Web Sites:
http://www.globalcyclesolutions.com/
http://twitter.com/GlobalCycleSoln
http://globalcyclesolutions.blogspot.com/
What a concept! Global Cycle Solutions (GCS) is a social enterprise started at the MIT. The enterprise sells bicycle-pedal-powered devices: for now, corn (maize) shellers, grinders, and battery chargers. GCS aims to help the world’s 550 million small-scale farmers who live on less than $1/day. The devices are intended to be sold to smallholder farmers and rural villagers, especially to micro-entrepreneurs, whose business will be to travel from farm to farm on the bike, offering a mechanical means of processing grain for a modest fee. GCS has developed the interface to allow the bike to power the sheller, grinder, and battery charger. The bicycle returns to being "just a bike" when the device is disengaged.
A pilot project has been conducted in Arusha and the results suggest that micro-entrepreneurs may recoup the cost of the device in less than two weeks. Local microfinance organizations are being involved to help farmers access these products. I look forward to hearing that other devices have been developed. One that interests me particularly is a device for winnowing wheat using the bike. Now that's something even I would buy!
For a sense of the difficulty of hand shelling and hand grinding, take a look at the Tumbledown Farm corn page and wheat page.

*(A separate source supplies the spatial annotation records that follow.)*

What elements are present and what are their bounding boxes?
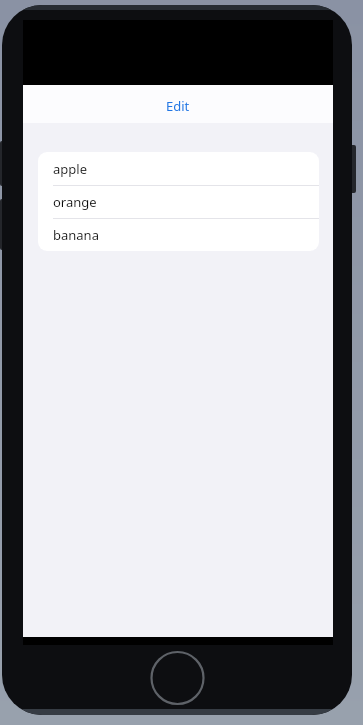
button[interactable]: orange bbox=[38, 185, 319, 218]
staticText: banana bbox=[53, 226, 99, 244]
button[interactable]: Edit bbox=[154, 89, 202, 123]
button[interactable]: apple bbox=[38, 152, 319, 185]
staticText: Edit bbox=[166, 97, 190, 115]
staticText: orange bbox=[53, 193, 97, 211]
staticText: apple bbox=[53, 160, 87, 178]
button[interactable]: banana bbox=[38, 218, 319, 251]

I first heard about the new device from an article on Farming First, which I mostly support, though I worry that they are promoting the sort of dependence on industrial ag that now plagues much of the world (e.g., this week was about developments in India that encourage the use of industrial inputs). There are farming solutions that will keep more people profitably employed working on the farm (e.g., the sorts of human-scale, human-powered devices highlighted above). So, why make folks dependent--even for the short term--on industrial seed giants and industrially produced fertilizers?